My friend Dave Martin and I came out to the Coast at the 5000 foot level.
The view was absolutely fantastic so we stopped for some pictures. We decided
to climb to the top of the mountain peak for a better view, it only took about
twenty minutes. When we came back down, we kept coming and coming and
coming some more. Each of us
said, "We need to go this way", or "That Way," then I said, "This
is the creek that goes right past our car, let's follow it." It was a real experience. We
walked for eight and a half hours, crossed stream after stream and then large,
almost rivers. It was a Sunday morning and everything was fantastically
beautiful. But, after all this walking, we finally admitted that we were lost.
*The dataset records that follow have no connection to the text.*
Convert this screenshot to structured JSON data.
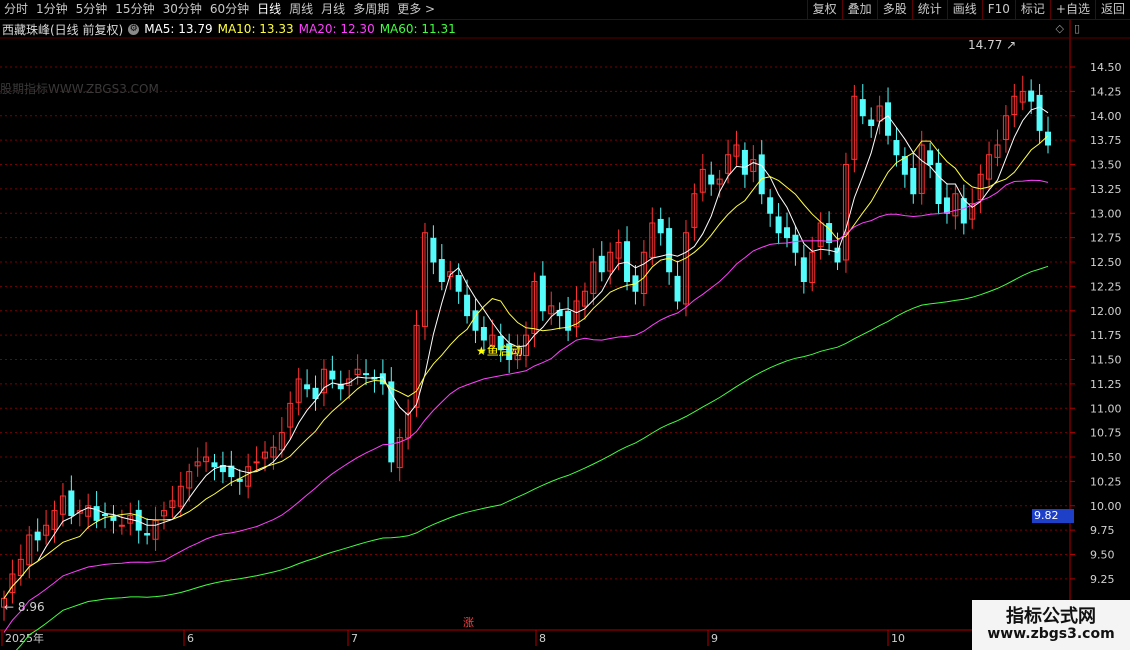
{
  "toolbar": {
    "periods": [
      "分时",
      "1分钟",
      "5分钟",
      "15分钟",
      "30分钟",
      "60分钟",
      "日线",
      "周线",
      "月线",
      "多周期",
      "更多 >"
    ],
    "active_period": "日线",
    "actions": [
      "复权",
      "叠加",
      "多股",
      "统计",
      "画线",
      "F10",
      "标记",
      "+自选",
      "返回"
    ]
  },
  "legend": {
    "title": "西藏珠峰(日线 前复权)",
    "ma5": "MA5: 13.79",
    "ma10": "MA10: 13.33",
    "ma20": "MA20: 12.30",
    "ma60": "MA60: 11.31",
    "colors": {
      "ma5": "#ffffff",
      "ma10": "#ffff40",
      "ma20": "#ff40ff",
      "ma60": "#40ff40"
    }
  },
  "watermark": "股期指标WWW.ZBGS3.COM",
  "annotations": {
    "high": "14.77",
    "low": "8.96",
    "signal": "鱼启动",
    "zhang": "涨"
  },
  "current_price": "9.82",
  "y_axis": [
    "14.50",
    "14.25",
    "14.00",
    "13.75",
    "13.50",
    "13.25",
    "13.00",
    "12.75",
    "12.50",
    "12.25",
    "12.00",
    "11.75",
    "11.50",
    "11.25",
    "11.00",
    "10.75",
    "10.50",
    "10.25",
    "10.00",
    "9.75",
    "9.50",
    "9.25"
  ],
  "x_axis": [
    "2025年",
    "6",
    "7",
    "8",
    "9",
    "10"
  ],
  "badge": {
    "line1": "指标公式网",
    "line2": "www.zbgs3.com"
  },
  "colors": {
    "up": "#ff3232",
    "down": "#54fcfc",
    "grid": "#7a0000",
    "axis": "#b00000"
  }
}
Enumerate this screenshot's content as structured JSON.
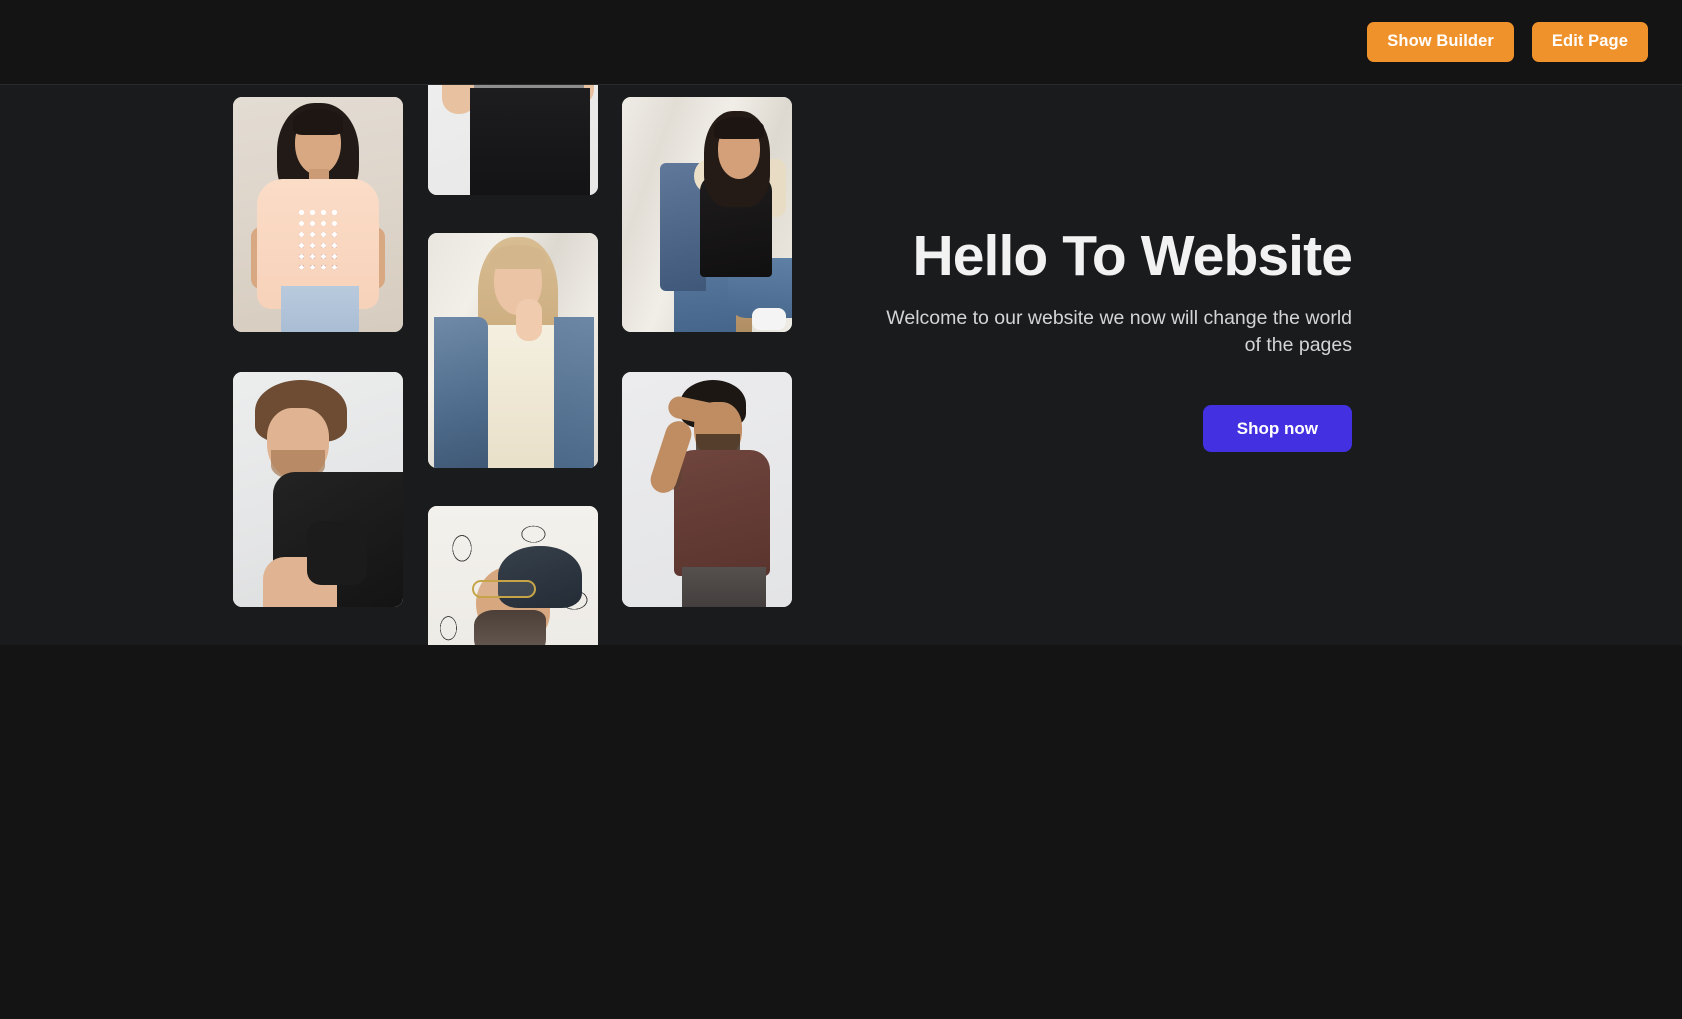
{
  "topbar": {
    "show_builder_label": "Show Builder",
    "edit_page_label": "Edit Page",
    "button_color": "#f0922b",
    "background": "#141414"
  },
  "hero": {
    "background": "#1a1b1d",
    "title": "Hello To Website",
    "subtitle": "Welcome to our website we now will change the world of the pages",
    "cta_label": "Shop now",
    "cta_color": "#4330e0",
    "title_color": "#f2f2f2",
    "subtitle_color": "#d4d4d6"
  },
  "gallery": {
    "columns": [
      {
        "name": "column-1",
        "photos": [
          {
            "alt": "Woman in peach dot-print tee and light jeans on beige backdrop"
          },
          {
            "alt": "Man in black tee facing away on light grey backdrop"
          }
        ]
      },
      {
        "name": "column-2",
        "photos": [
          {
            "alt": "Cropped torso of man in heather grey tee and black jeans"
          },
          {
            "alt": "Blonde woman in denim jacket over cream tee on draped backdrop"
          },
          {
            "alt": "Bearded man in navy beanie and glasses against graffiti wall"
          }
        ]
      },
      {
        "name": "column-3",
        "photos": [
          {
            "alt": "Woman in denim sherpa jacket and black tee seated on wooden stool"
          },
          {
            "alt": "Man in maroon tee with hand on head on light grey backdrop"
          }
        ]
      }
    ]
  },
  "below_fold": {
    "background": "#141414"
  }
}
So we stopped and talked about what had just happened and decided that we came
down the wrong side of the mountain. I said that the ocean was this way, West,
and so we started climbing peak after peak, picking a straight line back to the
coast. As we got to the tops of the peaks, there were Manzanita trees growing
so thick that we couldn't get through the patches. We had no choice and had to
climb the trees and walk over the tops of the branches. Dave was heavier than
me so he had a lot bigger problem than I did. The branches would break and we
would fall half the way down the tree before we were stopped by the thicket,
then we would have to climb back up. It was a lot of work. Once over that
peak, we had to climb several other peaks that were the same way.
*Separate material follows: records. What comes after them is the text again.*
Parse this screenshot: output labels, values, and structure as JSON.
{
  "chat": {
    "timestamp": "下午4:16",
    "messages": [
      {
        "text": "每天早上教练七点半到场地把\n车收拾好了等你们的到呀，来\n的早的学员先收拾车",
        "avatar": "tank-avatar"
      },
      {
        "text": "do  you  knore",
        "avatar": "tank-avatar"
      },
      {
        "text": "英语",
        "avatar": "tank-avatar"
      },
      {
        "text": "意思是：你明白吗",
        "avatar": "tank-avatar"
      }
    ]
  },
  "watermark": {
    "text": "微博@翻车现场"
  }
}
Finally, I said that I could tell that over the next hill was the down slope for
the coast and that we needed to start heading South. So South we went. We got
to the bottom of a ravine and the sun was setting, so we decided to stay
overnight there. Our clothes were ripped to shreds' and our skin was scratched
everywhere. We started a fire and drank out of the stream. We had no food and
no coats or any survival gear, just ripped up T-shirts, we were a mess. I had
to sleep face down on the ground with my arms folded under my chest, just to
keep warm. The temperatures in the costal mountains go down to the lower
fifties and even lower at this time of year. Dave didn't know it, but I was so
exhausted that I couldn't get up and feed the fire, so he did the feeding all
night. I don't know, but if he didn't do that, we may have died of exposure.
Anyway, the next morning we started walking again climbing over one more peak
and down the other side. It was the exact same peak that we climbed the earlier
day to take a picture. We came out to the road right exactly to the car that
was just sitting there waiting for us.
Now this was Monday morning and we were over a hundred miles of mountain roads
away from the base. We stopped at a little country store just outside of the
Hunter Liggett Military Reservation and as soon as we walked into the store, the
man and woman said, "Were you lost"? Absolutely, was the answer, but we really
didn't want to admit it. For some reason we couldn't reach the base with their
phone, so we got some food and drink and started driving. We never got back to
the base and the place that we worked until about three p.m. We walked into the
shop, knowing that we were AWOL and were in trouble with the boss, and as soon
as we did, the boss said that we had the day off. "WHAT! What, how did we get
the day off", we said. The boss said that he knew that we were lost and he gave
us the day off. "How did you know we were lost", I asked. The boss said that
when he asked what happened to Martin and Dyrek, the guys told him that we went
to the mountains. He went on to say that since he knew it was with Dyrek, he
knew that we were lost.
What he really meant was that since he knew it was with me, that we were either
lost or dead or we would have been back. That's what you call reliability. He
knew that I was reliable enough to at least die rather than be AWOL.
So, why did I write this story? It's because that if you think that you can
never get lost, or never have any problems, it's when you least expect it that
when it happens. And, if you are an explorer or guide and you have never been
lost or never had a problem, you are not an experienced explorer. One saying
that I have always heard is, "There are those who have and those who will".